Молчит, не знает, что спросить. Может, боится, как и я сама.
— Мы не вместе, Глеб, — ответила на так и незаданный вопрос, внимательно следя за реакцией.
И она не заставила себя ждать: глаза сына разочарованно потухли, он спрятал от меня взгляд и кивнул бодро.
— И правильно, мам.
Ласково погладила Глеба по здоровому плечу, встала на носочки, дотянулась до лица и поцеловала в щеку. Как жаль, что мы с Пашей втянули детей в свои проблемы.
— Идём, — потянула его на кухню, но сын сделал шаг и замер.
Остановился, и меня заставил притормозить.
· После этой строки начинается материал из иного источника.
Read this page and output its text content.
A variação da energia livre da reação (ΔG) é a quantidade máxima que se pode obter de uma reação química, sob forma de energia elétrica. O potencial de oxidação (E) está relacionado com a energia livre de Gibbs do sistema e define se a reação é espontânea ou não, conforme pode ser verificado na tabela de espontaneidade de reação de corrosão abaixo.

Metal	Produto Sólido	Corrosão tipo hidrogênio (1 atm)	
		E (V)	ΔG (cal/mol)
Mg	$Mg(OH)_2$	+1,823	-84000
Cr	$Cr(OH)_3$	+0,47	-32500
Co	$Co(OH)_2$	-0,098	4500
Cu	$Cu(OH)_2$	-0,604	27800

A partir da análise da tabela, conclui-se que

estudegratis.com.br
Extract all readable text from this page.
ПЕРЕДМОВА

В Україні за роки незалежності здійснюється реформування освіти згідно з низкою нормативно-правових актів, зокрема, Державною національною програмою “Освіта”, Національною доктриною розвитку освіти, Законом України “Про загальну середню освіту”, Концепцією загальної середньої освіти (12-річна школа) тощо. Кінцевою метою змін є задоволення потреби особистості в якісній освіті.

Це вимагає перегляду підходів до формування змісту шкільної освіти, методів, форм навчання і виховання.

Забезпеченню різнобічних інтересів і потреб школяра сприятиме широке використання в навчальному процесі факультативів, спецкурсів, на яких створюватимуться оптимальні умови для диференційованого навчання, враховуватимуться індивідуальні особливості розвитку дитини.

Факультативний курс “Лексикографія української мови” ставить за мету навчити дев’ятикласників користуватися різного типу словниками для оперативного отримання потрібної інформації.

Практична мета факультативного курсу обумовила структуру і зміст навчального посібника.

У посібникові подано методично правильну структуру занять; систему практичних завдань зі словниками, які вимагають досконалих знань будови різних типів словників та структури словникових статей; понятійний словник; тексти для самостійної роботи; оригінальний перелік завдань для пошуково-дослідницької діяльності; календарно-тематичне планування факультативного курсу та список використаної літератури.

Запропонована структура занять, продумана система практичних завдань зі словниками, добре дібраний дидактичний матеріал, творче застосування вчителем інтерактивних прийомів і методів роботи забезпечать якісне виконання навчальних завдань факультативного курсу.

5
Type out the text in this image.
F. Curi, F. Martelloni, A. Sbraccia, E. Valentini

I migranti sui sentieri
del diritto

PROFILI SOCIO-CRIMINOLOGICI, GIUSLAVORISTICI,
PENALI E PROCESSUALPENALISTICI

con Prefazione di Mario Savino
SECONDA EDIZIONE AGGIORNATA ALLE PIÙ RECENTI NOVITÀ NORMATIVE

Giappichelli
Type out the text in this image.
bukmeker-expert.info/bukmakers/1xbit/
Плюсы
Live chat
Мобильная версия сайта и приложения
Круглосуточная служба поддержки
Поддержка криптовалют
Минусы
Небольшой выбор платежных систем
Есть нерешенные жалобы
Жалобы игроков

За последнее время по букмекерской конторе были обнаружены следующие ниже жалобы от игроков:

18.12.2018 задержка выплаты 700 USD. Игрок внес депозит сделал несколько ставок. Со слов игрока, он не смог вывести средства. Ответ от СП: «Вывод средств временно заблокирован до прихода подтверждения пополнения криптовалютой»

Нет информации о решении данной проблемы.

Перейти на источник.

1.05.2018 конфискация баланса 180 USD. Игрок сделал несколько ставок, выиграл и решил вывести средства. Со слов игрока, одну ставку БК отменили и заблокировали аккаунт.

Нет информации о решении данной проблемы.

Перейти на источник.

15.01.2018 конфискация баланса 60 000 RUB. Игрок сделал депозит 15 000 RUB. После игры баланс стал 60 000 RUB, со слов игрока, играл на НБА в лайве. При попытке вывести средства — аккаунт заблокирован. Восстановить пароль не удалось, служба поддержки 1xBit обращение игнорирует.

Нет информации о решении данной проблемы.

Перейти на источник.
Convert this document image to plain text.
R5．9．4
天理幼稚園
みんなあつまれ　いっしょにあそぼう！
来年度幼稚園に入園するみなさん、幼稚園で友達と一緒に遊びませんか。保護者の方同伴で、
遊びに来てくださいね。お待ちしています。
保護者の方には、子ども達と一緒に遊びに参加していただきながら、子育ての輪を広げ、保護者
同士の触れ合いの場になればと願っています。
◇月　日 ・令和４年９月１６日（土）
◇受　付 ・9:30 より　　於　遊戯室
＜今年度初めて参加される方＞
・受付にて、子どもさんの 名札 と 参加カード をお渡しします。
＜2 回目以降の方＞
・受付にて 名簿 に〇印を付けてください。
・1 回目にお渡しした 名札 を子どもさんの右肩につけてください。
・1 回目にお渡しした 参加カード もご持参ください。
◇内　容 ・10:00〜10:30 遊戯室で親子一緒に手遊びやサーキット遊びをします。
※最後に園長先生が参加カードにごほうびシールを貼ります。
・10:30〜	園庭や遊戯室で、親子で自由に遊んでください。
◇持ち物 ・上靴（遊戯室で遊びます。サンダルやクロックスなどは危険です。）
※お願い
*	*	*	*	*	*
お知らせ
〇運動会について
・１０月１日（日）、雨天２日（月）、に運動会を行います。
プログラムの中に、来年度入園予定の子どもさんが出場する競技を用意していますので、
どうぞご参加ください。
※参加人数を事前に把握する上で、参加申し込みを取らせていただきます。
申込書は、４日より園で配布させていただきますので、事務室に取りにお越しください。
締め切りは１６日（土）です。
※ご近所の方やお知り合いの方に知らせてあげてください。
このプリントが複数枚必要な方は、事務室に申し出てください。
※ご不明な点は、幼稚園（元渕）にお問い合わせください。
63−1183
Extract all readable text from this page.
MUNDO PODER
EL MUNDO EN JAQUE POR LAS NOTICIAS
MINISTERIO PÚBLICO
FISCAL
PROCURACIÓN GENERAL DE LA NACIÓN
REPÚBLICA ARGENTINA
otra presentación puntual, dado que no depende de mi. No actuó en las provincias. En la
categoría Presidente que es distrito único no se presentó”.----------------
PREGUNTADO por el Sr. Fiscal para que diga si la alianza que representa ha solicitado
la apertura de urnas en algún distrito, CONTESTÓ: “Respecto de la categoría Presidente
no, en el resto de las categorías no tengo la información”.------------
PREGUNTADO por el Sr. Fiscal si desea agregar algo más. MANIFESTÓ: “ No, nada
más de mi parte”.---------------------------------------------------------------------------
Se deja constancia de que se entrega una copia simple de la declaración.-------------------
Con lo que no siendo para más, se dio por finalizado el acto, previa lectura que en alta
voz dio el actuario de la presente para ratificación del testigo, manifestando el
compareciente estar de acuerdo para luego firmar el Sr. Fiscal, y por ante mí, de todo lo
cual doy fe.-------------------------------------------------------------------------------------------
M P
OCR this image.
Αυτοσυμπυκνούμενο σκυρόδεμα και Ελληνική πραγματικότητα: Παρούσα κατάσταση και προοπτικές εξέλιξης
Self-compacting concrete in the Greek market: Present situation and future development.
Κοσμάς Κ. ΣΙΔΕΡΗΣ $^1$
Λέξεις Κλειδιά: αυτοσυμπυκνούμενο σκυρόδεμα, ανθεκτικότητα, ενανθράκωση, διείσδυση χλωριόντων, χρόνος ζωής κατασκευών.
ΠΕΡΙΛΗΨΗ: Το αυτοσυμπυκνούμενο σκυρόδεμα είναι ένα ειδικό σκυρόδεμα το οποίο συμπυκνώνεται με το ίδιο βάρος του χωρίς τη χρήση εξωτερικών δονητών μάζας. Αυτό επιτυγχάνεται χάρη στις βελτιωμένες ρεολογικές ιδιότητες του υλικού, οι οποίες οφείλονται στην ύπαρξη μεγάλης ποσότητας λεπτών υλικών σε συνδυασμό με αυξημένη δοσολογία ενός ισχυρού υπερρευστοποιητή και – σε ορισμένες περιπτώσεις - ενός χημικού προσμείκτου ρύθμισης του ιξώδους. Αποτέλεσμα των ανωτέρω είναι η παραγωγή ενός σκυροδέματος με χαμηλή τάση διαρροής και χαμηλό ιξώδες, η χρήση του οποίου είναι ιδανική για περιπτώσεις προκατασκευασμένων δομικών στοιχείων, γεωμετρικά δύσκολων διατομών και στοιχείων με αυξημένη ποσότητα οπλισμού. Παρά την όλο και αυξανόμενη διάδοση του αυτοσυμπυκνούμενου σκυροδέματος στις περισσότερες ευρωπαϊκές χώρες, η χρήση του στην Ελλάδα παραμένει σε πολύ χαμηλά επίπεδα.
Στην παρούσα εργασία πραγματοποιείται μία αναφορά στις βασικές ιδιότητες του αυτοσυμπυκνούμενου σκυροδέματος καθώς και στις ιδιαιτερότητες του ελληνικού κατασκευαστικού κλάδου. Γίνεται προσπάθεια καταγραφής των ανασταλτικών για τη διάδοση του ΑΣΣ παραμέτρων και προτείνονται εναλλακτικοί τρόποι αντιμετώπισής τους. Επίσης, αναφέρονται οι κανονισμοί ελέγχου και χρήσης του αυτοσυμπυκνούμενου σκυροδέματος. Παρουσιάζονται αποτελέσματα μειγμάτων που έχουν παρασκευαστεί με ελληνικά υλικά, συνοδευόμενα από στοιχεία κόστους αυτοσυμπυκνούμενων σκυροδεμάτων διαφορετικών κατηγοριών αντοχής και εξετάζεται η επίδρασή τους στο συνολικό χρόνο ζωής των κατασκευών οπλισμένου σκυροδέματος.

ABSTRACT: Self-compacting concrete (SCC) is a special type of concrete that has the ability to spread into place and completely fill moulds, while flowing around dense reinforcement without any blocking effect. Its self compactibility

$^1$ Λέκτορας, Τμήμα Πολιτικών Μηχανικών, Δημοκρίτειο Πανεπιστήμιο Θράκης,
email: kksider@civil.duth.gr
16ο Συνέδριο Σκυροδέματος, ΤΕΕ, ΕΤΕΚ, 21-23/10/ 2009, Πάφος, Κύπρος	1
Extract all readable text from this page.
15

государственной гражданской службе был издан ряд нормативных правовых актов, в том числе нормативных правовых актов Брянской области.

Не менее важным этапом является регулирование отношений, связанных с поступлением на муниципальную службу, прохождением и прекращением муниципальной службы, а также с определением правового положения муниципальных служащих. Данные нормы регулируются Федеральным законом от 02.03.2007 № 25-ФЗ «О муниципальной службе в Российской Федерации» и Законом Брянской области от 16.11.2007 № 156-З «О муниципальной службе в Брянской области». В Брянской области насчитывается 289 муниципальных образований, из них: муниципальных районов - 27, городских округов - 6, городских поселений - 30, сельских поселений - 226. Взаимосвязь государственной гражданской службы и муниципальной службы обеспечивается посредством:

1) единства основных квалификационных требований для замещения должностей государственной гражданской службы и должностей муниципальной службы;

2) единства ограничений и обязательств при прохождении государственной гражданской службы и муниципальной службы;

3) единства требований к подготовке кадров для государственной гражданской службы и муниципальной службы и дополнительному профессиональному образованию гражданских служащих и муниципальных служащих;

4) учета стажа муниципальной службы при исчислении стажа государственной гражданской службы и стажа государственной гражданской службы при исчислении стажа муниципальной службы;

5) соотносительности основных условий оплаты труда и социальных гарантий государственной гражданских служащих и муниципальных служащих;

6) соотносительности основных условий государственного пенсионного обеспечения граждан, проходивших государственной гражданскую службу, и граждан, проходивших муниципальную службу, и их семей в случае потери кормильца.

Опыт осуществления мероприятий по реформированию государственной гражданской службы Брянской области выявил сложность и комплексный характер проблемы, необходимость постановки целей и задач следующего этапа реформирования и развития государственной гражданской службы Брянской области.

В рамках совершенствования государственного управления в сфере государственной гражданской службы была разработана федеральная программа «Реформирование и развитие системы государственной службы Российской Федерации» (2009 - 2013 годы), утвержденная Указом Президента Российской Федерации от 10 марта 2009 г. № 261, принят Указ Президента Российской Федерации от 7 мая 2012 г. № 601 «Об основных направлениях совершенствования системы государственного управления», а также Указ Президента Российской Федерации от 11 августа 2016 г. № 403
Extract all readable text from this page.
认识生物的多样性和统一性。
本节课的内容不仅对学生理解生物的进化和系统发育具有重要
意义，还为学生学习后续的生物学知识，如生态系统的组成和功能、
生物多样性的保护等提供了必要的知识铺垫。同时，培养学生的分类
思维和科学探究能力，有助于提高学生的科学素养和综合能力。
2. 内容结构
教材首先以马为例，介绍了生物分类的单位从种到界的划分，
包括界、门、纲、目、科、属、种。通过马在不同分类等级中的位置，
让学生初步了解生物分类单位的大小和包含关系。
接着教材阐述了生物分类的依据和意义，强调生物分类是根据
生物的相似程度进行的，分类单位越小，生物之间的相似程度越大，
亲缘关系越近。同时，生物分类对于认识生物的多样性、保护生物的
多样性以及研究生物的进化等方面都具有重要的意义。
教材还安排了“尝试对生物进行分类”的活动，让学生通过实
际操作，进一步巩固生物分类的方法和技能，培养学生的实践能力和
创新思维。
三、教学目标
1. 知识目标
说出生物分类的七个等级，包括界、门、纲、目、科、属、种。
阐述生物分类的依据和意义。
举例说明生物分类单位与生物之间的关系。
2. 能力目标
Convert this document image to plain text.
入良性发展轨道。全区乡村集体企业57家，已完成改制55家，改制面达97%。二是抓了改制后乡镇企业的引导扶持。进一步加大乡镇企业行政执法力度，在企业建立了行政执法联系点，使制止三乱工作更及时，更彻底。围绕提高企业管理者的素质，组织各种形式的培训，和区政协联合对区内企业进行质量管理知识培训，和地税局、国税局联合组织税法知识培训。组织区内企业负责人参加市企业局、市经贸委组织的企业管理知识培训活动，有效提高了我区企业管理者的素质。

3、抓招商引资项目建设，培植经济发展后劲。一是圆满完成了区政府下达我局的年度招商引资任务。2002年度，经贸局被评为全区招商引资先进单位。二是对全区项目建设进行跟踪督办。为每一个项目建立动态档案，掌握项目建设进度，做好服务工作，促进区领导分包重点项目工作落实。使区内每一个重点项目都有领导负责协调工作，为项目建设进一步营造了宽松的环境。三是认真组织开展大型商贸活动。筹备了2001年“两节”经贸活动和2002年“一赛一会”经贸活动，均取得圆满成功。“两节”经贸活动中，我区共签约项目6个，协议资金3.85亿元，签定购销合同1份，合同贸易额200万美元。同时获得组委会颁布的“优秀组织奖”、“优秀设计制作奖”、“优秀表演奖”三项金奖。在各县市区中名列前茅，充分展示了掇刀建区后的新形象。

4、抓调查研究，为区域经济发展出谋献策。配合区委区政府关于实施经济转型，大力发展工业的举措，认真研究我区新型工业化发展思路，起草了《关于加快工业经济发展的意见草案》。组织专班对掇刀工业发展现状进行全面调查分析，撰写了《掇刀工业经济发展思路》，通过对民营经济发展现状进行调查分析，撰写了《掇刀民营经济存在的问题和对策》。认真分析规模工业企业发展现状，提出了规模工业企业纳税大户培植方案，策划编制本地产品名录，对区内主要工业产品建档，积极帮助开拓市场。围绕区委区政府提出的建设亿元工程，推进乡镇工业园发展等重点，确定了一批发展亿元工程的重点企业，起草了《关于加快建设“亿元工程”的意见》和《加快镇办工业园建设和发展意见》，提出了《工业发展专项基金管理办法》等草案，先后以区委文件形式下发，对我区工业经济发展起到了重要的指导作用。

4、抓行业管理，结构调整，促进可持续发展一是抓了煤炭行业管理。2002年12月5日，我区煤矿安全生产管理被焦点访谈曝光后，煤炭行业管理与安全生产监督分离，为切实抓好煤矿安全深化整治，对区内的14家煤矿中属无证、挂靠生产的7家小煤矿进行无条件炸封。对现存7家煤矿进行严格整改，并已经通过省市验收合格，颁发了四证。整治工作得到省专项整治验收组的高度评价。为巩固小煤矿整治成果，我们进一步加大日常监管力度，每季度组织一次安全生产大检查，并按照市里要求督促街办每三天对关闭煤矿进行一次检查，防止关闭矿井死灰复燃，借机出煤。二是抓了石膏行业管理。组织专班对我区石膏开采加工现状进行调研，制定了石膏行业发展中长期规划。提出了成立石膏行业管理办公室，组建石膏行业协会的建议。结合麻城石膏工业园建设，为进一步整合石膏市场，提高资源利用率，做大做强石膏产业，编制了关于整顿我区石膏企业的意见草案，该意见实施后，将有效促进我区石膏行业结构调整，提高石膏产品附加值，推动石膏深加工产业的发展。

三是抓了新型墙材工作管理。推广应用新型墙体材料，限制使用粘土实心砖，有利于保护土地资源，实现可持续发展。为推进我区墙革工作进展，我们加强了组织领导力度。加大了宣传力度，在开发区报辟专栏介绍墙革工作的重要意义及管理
— Мам, ты думаешь, я должен его простить и общаться как раньше? После Тамилы, после его лжи?
— Ты не должен. Решение на тебе, я давить не стану.
— Но ты хочешь, чтобы я его простил, да?
Конечно же я хочу. Видела я детей, разрывающих отношения с отцами, и не хочу того же для Лики и Глеба — обиды, разочарования, злости, комплексов, бравады что и без папы им хорошо, даже лучше, чем было раньше.
— Хочешь, да?
Я кивнула, скрывать не стала. Но добавила:
— Сам решай, на меня не оглядывайся.
— Ладно, мам. Но тогда и ты решение принимай, на нас с Ликой не глядя, — буркнул, и позволил, наконец, пойти в кухню.
Всё же, взрослый, а не ребёнок. Мальчишеская порывистость, обидчивость — всё это в Глебе осталось, но мужского уже больше. И мне бы радоваться, но недоумение и даже неприятие пересиливает гордость: совсем недавно я сыну на пораненные ладошки дула, и вот, вырос, выше меня стал. Переломы заживут, и совсем самостоятельным станет, во мне нуждаться того и гляди перестанет.
И хорошо, — мысленно заспорила сама с собой. — Так и должно быть, не всё же время ему за юбку мою держаться, как бы мне этого ни хотелось.
— Ну наконец-то, — проворчала Лика. — Секретничали без меня? — и бросила на нас с Глебом фирменный Пашин взгляд.
— Слушали, как ты чавкаешь, мелкая. Говорила, что ужинать не будешь, но только домой зашла, и уже хомячишь. Женщины, — хмыкнул Глеб, и засмеялся. — Эй, боевой хомяк, не дерись, а продолжай ужинать. Кто-то же должен съесть то, что мама наготовила. Тебе как раз на вечерок хватит.